Coffee shop chain based in Minnesota, United States

Dunn Brothers Coffee is a franchise company of coffeehouses founded in St. Paul, Minnesota, in December 1987 by brothers Ed and Dan Dunn. As of May 2026, Dunn Brothers Coffee has 46 locations in Iowa, Minnesota, Missouri, North Dakota, South Dakota, and Wisconsin.

== History ==
The first store opened in 1987 at 1569 Grand Avenue in St. Paul, after the Dunn brothers had driven an old Dodge van loaded with their belongings from Portland, Oregon, to Minnesota in search of a good, underserved location for a coffee business.

They found a refurbished 1950s Probat roaster in Cincinnati, Ohio, and used it to set up that first store. The second location opened in Uptown Minneapolis in 1991 (and was temporarily the only location while the Grand Avenue store was rebuilt following a 1991 fire). The Grand Avenue store still exists as "Dunn Bros Coffee" but is not part of the Dunn Brothers Coffee franchise.

On July 25, 2022, Dunn Brothers Coffee announced that it was acquired by Gala Capital Partners, owner of Cicis Pizza and Mooyah.

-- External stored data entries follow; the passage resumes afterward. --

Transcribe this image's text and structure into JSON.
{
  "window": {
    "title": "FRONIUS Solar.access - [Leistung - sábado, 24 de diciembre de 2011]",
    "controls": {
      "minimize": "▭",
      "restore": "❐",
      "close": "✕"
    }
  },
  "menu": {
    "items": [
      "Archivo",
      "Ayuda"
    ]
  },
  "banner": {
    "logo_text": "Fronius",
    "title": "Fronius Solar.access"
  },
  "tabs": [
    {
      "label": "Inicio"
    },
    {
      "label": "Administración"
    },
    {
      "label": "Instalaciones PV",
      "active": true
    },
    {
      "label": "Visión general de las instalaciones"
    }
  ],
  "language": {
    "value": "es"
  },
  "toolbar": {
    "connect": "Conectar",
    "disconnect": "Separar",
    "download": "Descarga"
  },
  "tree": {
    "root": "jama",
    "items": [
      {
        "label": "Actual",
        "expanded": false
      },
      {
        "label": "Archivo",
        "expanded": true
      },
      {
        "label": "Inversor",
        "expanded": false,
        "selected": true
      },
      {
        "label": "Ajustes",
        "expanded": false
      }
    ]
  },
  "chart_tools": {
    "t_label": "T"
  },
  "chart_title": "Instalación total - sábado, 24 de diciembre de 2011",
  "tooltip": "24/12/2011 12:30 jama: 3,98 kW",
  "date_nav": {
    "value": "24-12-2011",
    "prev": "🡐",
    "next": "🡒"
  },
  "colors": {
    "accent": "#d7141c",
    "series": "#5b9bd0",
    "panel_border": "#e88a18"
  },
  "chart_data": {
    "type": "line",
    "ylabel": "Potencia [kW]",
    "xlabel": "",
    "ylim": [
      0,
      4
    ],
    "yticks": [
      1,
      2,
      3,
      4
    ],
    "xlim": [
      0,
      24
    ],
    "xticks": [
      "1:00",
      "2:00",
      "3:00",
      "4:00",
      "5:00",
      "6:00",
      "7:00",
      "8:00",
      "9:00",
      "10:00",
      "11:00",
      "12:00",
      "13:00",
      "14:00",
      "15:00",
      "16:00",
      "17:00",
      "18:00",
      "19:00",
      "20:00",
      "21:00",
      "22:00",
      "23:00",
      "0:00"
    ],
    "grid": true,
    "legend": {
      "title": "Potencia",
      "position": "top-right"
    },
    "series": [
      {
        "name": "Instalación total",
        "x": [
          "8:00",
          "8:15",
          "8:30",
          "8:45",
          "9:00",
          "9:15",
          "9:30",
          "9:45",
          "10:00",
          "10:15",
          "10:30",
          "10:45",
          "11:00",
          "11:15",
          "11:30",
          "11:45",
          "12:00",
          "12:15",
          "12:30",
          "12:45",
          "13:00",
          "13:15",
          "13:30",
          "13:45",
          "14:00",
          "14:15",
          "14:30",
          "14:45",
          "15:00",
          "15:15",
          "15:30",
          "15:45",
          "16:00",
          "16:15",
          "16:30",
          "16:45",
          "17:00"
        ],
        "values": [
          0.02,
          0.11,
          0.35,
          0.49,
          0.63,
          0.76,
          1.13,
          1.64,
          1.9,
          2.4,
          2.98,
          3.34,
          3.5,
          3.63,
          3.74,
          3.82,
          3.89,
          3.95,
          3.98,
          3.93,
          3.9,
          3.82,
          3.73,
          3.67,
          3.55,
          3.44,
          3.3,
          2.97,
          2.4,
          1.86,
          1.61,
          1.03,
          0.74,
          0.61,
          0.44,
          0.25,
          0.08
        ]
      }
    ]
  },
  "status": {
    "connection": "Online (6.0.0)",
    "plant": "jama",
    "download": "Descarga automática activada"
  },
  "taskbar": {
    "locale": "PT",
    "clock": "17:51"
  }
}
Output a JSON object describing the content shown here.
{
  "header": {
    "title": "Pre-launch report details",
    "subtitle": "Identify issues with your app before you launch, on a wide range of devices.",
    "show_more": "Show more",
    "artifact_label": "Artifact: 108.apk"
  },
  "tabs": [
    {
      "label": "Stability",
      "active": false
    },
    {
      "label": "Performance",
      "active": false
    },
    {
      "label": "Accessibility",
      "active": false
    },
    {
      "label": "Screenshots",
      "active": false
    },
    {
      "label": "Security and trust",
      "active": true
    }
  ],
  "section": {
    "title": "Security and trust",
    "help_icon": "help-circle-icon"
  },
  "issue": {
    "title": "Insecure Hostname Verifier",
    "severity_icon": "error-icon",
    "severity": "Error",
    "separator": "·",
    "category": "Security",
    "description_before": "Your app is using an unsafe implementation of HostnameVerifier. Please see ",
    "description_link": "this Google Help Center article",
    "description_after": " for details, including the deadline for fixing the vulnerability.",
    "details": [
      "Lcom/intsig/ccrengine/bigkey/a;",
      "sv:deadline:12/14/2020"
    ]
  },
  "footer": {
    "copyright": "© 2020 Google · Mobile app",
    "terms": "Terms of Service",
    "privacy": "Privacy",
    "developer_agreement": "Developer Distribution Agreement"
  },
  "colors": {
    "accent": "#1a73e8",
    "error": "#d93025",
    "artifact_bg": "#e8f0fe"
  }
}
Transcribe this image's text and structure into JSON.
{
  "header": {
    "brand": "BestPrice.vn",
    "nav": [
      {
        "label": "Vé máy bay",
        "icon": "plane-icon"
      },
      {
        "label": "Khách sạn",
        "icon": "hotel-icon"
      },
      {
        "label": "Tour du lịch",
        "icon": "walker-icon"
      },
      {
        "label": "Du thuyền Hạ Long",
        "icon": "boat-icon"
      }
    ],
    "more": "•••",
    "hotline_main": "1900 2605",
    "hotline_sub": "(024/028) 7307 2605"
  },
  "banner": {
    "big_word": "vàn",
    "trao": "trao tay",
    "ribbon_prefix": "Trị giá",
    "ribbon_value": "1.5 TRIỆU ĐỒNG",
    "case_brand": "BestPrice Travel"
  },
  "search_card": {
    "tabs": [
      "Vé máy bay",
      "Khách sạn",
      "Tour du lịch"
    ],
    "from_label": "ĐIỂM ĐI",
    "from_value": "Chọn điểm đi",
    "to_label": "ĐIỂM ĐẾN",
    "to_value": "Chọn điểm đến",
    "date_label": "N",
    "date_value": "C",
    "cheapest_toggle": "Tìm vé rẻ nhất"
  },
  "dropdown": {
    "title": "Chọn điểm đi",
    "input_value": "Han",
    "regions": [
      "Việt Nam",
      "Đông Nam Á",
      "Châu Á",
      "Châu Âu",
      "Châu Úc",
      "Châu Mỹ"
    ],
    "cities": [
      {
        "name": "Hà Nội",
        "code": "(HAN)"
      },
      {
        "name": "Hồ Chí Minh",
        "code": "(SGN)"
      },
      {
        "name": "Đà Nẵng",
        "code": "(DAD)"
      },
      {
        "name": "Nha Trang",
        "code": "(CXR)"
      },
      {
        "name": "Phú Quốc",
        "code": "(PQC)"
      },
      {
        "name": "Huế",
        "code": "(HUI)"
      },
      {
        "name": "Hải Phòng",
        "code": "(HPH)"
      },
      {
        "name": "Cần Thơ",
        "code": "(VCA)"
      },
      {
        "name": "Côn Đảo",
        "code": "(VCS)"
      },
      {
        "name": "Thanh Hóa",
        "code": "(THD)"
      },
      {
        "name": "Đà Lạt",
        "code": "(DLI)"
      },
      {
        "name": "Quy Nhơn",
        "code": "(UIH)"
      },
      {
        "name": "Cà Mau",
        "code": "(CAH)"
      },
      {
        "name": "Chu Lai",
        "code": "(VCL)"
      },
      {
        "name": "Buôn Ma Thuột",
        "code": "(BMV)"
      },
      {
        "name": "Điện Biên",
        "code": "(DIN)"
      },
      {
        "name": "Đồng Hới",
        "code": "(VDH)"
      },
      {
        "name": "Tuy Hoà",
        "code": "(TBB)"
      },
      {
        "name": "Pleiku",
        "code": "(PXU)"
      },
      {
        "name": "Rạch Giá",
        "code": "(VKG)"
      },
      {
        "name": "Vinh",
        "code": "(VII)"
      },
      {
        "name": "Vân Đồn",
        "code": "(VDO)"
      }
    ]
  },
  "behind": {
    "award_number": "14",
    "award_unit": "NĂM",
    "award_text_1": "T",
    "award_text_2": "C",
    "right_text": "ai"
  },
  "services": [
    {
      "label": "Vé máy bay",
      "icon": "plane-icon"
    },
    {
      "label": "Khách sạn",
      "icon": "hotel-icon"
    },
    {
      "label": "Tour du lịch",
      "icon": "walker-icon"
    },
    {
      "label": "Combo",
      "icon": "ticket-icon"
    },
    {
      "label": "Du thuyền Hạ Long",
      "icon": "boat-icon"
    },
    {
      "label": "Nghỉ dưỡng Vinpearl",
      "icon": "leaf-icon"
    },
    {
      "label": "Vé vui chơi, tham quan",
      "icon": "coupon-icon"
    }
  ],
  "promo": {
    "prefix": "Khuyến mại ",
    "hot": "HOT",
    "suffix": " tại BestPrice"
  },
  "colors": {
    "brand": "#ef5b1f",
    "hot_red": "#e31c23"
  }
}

On July 10, 2023, Dunn Brothers Coffee (DBC) appointed Scott Harvey as its new president. Having previously held roles at Golden Krust Caribbean Bakery, Einstein Bros. Bagels, and Black Rifle Coffee, Harvey brought a depth of knowledge in the restaurant and franchise space.

In his role as president for Dunn Brothers, Harvey took the helm of the brand's franchise development strategy, expanding its footprint in its existing Midwest and Great Plains markets, and beyond. With a new lens on franchising under Harvey's leadership, the brand also implemented its latest store prototype that included a smaller footprint and a focus on drive-thru operations.

In June 2025, DBC named Benjamin Anderson as its new President. He brings more than 25 years of food and beverage industry experience to Dunn Brothers Coffee, with leadership in coffee and restaurant operations.

Anderson previously served as vice president of operations at Pentex Restaurant Group, overseeing significant expansion and multi-state operations, and held key positions at Caribou Coffee where he directed operations and launched its cabin drive-thru concept, as well as managing Jamba Juice locations.

==Franchise==
The store's locations are primarily in the American Midwest, especially Minnesota, where there are more than 20 locations. As of 2025, the company has stores in Iowa, Minnesota, Missouri, North Dakota, South Dakota, and Wisconsin. Dunn Bros Coffee is a franchise, and most stores are locally owned and operated. One distinguishing feature that separates Dunn Bros from most of its chain competitors is that at every traditional location the coffee is roasted right in the store, usually on a daily basis. This allows customers to buy freshly roasted whole beans. The in-store roasting and small batch sizes typically allow for the availability of 12-15 varieties of whole beans.

Dunn Bros partners with sustainable coffee certification bodies around the world including Fair Trade USA, and Rainforest Alliance.